A quasi quarant’anni dal suo debutto con Sesso, bugie e videotape, Steven Soderbergh continua a sorprendere. Con Presence, presentato come un horror ma in realtà più vicino a un dramma familiare sperimentale, il regista dimostra ancora una volta quanto sia instancabile nella sua ricerca formale. Dietro una storia di fantasmi apparentemente semplice, si cela infatti un’operazione cinematografica che riflette sullo sguardo, sull’assenza e sull’enigma della perdita, mettendo lo spettatore nei panni di una vera e propria presenza invisibile all’interno della scena.
L’occhio del fantasma
La trama è quella di molti ghost movie: una famiglia si trasferisce in una nuova casa e inizia a percepire strani fenomeni. Ma sin dalla prima inquadratura, Presence impone un punto di vista radicale. Non siamo esterni agli eventi, né testimoni neutri: siamo dentro la casa fin dal primo fotogramma, prima ancora che i protagonisti arrivino. La macchina da presa è letteralmente il “fantasma” del titolo. Si muove attraverso gli ambienti, spia le stanze, si insinua negli spazi più privati. La soggettiva diventa l’unico sguardo possibile, come se l’intero film fosse narrato da un’entità silenziosa, invisibile e onnipresente.

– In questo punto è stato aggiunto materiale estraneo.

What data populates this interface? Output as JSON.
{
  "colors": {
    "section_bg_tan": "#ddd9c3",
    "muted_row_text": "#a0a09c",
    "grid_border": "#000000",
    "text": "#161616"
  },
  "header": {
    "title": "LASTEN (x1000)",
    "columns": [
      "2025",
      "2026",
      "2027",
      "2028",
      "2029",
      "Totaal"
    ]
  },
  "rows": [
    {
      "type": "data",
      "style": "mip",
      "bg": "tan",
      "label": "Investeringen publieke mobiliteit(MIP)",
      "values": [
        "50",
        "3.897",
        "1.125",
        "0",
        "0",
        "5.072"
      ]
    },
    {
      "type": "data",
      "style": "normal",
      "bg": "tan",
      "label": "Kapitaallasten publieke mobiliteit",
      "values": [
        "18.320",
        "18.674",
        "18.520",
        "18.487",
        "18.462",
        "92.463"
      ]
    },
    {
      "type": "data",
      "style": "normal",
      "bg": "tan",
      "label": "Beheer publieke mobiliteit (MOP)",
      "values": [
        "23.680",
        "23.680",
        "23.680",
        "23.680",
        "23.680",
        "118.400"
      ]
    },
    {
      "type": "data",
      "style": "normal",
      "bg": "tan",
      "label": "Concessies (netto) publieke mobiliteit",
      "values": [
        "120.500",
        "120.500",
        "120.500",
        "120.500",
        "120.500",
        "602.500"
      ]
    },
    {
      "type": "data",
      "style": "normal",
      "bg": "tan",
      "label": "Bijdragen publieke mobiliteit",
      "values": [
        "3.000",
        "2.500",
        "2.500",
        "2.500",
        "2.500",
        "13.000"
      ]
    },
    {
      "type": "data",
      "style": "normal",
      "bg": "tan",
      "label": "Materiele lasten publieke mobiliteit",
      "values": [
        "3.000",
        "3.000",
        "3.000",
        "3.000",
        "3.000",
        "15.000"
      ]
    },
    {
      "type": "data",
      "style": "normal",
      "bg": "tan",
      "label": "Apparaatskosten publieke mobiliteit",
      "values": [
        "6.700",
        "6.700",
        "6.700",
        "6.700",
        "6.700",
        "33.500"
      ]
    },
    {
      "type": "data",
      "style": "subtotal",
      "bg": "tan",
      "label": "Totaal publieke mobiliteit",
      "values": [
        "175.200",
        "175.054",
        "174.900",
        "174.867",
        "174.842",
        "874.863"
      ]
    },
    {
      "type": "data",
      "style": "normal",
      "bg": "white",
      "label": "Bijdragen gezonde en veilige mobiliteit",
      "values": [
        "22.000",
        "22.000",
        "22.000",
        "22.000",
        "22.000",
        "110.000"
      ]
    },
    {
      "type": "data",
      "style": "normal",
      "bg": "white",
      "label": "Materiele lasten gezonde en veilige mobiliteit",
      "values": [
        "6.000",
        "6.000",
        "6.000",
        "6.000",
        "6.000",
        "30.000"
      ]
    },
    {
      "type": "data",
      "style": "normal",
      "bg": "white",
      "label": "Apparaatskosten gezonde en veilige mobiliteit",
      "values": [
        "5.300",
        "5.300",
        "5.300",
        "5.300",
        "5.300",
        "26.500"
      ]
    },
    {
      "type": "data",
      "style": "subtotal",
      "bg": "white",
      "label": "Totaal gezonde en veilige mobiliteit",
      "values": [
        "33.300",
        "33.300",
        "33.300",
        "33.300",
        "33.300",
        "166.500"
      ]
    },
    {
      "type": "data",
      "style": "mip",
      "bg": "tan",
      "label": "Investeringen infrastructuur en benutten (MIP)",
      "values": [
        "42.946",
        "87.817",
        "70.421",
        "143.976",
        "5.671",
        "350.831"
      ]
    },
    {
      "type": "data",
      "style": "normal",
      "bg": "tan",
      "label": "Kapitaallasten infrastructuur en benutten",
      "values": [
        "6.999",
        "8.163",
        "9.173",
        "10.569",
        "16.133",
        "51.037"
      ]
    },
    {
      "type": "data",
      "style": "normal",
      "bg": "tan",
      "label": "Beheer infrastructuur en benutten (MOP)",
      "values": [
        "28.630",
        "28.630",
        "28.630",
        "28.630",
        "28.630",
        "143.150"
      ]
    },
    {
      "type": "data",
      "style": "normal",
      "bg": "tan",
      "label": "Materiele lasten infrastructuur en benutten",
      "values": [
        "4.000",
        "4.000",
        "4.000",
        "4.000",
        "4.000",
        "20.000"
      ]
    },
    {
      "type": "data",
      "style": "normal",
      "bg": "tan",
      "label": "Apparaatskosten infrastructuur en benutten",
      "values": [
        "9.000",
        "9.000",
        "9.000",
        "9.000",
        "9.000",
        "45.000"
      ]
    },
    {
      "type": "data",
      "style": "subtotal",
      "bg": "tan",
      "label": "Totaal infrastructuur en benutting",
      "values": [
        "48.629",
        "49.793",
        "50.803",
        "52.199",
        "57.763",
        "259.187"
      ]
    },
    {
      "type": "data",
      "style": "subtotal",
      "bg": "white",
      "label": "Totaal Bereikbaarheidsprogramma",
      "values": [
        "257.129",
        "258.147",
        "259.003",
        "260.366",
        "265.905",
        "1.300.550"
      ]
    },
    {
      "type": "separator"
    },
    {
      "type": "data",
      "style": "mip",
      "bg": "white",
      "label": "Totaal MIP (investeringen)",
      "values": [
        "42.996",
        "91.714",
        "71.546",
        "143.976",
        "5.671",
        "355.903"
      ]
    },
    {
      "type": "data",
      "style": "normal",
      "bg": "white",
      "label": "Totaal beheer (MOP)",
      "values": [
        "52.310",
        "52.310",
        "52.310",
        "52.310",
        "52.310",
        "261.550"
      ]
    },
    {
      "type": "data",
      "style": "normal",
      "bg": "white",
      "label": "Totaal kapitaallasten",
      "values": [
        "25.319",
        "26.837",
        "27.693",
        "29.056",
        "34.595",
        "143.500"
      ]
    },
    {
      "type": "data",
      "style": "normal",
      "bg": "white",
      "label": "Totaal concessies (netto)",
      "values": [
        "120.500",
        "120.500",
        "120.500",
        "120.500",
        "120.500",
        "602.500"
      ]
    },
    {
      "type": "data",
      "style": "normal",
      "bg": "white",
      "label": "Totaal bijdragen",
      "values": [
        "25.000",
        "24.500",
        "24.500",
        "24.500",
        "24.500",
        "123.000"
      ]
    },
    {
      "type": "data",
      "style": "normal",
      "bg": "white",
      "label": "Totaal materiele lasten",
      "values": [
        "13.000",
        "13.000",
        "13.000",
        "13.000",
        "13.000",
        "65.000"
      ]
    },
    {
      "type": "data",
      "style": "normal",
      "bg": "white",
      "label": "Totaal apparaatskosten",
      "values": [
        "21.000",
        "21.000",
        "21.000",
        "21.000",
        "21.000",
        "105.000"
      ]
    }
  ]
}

Soderbergh – che firma anche la fotografia, come di consueto sotto lo pseudonimo Peter Andrews – imposta il racconto attraverso una serie di lunghi piani sequenza, ciascuno costruito con rigore geometrico e movimenti fluidi. Il montaggio è ridotto al minimo, e il senso di continuità è claustrofobico: non possiamo mai davvero distogliere lo sguardo, perché la macchina da presa non ci lascia scampo. È un meccanismo che richiama il voyeurismo di L’occhio che uccide o La finestra sul cortile, ma riletto in chiave contemporanea e minimalista.
Un dramma familiare mascherato da horror
I protagonisti sono Rebekah (Lucy Liu), madre rigida e pragmatica, Chris (Chris Sullivan), padre più empatico e dimesso, e i loro due figli adolescenti: Chloe (Callina Liang), ancora sconvolta per la morte ambigua della sua migliore amica Nadia, e Tyler (Eddy Maday), un ragazzo narcisista e insensibile che cerca il controllo attraverso il disprezzo. La famiglia si sistema man mano in questa nuova casa, ma l’equilibrio è precario fin dal principio. Chloe è la prima ad avvertire una presenza estranea. All’inizio si pensa a un riflesso del trauma, ma le cose iniziano davvero a muoversi. Oggetti spostati, sensazioni inspiegabili, sguardi che sembrano provenire dal nulla.
Il dubbio si insinua: è tutto nella sua testa o c’è davvero qualcuno (o qualcosa) che la osserva? Le dinamiche interne alla famiglia, come è naturale, si complicano. Chris cerca di capire, Rebekah la zittisce, Tyler la prende in giro. In questo contesto, anche la figura di Ryan (West Mulholland), amico del fratello e nuovo interesse romantico di Chloe, aggiunge ulteriore ambiguità. Le relazioni si caricano di tensione, e quando entra in scena una medium per tentare di “leggere” la casa, la posta in gioco si fa più alta. È l’unica, oltre a Chloe, a guardare direttamente in camera, come se potesse davvero vederci. Ma l’effetto è disturbante, perché mette in crisi la nostra posizione di spettatori.
Non un horror da brividi, ma un’opera inquieta e cerebrale
Chi si aspetta jumpscare o colpi di scena alla The Conjuring resterà probabilmente deluso. Presence è un film che lavora per sottrazione: l’orrore non è tanto nella presenza, quanto nell’assenza. L’assenza di comunicazione tra i personaggi, l’assenza di empatia, l’assenza fisica di una persona a noi cara che non c’è più. Il film si muove su una linea sottile tra realtà e percezione, tra lutto e proiezione psichica. E proprio in questo equilibrio risiede la sua forza.
Il paragone con Storia di un fantasma di David Lowery è inevitabile, ma Soderbergh rifiuta la deriva elegiaca e poetica per restare dentro una dimensione più analitica e teorica. Più che commuovere, vuole far pensare. E infatti Presence si interroga sul linguaggio del cinema: chi guarda? Da dove viene lo sguardo? È davvero neutrale? Cosa accade quando lo sguardo diventa un personaggio?
Soderbergh continua a reinventarsi
Presence
Sommario
Presence è un film affascinante, cerebrale e anomalo, che rifugge i cliché dell’horror per costruire un’esperienza immersiva e inquieta. Un’opera “minore” solo in apparenza, che conferma Soderbergh come uno degli autori più vitali del cinema americano contemporaneo.